Magnet lifting force in use – key factors

It is worth knowing that the application force will differ subject to elements below, in order of importance:

• Space between magnet and steel – even a fraction of a millimeter of distance (caused e.g. by varnish or unevenness) drastically reduces the magnet efficiency, often by half at just 0.5 mm.
• Force direction – catalog parameter refers to detachment vertically. When attempting to slide, the magnet exhibits much less (typically approx. 20-30% of maximum force).
• Element thickness – for full efficiency, the steel must be adequately massive.
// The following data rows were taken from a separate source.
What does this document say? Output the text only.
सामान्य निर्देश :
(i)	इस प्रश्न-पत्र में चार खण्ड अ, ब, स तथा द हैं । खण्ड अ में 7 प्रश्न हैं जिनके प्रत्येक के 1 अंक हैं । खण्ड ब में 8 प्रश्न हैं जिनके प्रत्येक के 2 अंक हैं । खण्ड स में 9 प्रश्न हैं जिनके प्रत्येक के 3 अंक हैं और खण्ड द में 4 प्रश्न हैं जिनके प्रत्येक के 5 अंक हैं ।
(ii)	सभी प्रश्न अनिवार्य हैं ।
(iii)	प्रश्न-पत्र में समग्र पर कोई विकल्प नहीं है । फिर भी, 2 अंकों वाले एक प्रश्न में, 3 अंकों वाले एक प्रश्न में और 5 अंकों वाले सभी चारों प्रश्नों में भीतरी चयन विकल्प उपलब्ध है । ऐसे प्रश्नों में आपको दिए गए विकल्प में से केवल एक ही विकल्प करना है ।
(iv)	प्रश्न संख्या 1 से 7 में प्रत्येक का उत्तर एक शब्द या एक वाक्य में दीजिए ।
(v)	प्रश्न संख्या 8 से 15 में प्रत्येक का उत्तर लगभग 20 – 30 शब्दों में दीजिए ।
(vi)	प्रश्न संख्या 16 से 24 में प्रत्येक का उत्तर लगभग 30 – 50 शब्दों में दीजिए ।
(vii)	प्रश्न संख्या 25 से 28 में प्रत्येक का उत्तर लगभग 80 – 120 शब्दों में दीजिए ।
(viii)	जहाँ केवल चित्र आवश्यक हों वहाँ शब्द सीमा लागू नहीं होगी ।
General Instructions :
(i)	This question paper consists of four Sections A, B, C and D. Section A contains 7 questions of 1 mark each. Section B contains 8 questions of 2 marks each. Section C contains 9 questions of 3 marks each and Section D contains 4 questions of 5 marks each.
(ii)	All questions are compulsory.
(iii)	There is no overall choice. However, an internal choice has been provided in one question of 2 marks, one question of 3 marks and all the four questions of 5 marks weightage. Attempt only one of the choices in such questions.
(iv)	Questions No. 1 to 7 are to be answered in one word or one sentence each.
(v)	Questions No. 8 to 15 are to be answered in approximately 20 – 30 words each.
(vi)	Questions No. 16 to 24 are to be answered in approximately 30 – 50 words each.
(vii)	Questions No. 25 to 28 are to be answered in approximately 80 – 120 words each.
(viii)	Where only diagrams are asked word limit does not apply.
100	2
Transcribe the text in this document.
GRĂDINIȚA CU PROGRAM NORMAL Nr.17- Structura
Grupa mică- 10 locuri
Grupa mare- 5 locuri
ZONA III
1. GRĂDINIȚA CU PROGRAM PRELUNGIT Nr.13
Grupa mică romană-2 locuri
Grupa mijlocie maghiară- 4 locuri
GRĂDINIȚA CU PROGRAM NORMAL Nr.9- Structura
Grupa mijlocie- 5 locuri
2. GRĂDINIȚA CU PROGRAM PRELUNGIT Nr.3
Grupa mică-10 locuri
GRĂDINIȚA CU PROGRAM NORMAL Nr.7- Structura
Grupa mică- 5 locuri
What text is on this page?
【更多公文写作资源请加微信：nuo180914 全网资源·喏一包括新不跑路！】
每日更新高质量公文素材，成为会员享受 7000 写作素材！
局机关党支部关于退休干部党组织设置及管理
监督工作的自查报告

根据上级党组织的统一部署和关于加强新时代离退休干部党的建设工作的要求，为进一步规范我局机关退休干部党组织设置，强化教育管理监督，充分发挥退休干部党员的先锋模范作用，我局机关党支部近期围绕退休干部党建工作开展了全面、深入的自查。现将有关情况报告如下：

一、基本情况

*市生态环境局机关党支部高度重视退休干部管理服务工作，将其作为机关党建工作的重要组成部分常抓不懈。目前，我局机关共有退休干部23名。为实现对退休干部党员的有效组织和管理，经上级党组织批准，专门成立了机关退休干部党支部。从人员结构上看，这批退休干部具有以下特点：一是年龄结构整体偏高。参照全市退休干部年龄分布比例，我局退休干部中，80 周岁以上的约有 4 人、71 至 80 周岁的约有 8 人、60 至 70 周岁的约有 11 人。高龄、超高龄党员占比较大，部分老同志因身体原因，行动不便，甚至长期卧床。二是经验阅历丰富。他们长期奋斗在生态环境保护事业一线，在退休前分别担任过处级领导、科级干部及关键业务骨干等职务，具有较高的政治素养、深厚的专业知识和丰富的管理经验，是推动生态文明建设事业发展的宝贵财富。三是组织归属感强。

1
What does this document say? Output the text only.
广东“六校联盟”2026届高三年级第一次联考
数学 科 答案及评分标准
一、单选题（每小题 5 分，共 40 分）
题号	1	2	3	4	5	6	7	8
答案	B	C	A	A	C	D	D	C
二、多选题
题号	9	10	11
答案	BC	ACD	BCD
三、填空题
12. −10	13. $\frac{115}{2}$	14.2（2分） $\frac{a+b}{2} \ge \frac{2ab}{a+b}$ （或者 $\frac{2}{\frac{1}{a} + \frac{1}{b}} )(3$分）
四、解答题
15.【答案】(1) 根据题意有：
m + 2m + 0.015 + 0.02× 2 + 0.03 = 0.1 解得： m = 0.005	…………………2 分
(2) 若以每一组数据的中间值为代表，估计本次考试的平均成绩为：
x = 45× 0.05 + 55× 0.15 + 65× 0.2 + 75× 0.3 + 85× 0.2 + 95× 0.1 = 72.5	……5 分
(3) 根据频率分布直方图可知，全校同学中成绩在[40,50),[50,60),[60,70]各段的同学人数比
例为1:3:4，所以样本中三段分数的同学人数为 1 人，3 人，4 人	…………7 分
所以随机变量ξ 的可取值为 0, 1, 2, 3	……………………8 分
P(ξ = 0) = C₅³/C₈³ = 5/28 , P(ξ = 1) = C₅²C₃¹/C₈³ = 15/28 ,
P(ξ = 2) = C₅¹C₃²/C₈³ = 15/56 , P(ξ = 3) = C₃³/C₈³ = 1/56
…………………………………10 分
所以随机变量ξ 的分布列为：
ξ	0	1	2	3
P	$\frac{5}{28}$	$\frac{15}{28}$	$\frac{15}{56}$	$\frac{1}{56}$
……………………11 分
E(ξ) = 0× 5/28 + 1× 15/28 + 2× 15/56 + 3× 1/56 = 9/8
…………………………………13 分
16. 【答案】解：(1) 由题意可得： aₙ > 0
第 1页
Thin sheet limits the attraction force (the magnet "punches through" it).
• Metal type – not every steel reacts the same. Alloy additives worsen the attraction effect.
• Smoothness – full contact is obtained only on polished steel. Any scratches and bumps create air cushions, weakening the magnet.
• Thermal factor – hot environment reduces pulling force. Exceeding the limit temperature can permanently demagnetize the magnet.

* Lifting capacity was measured by applying a polished steel plate of suitable thickness (min. 20 mm), under perpendicular pulling force, whereas under parallel forces the holding force is lower. Additionally, even a slight gap {between} the magnet and the plate reduces the holding force.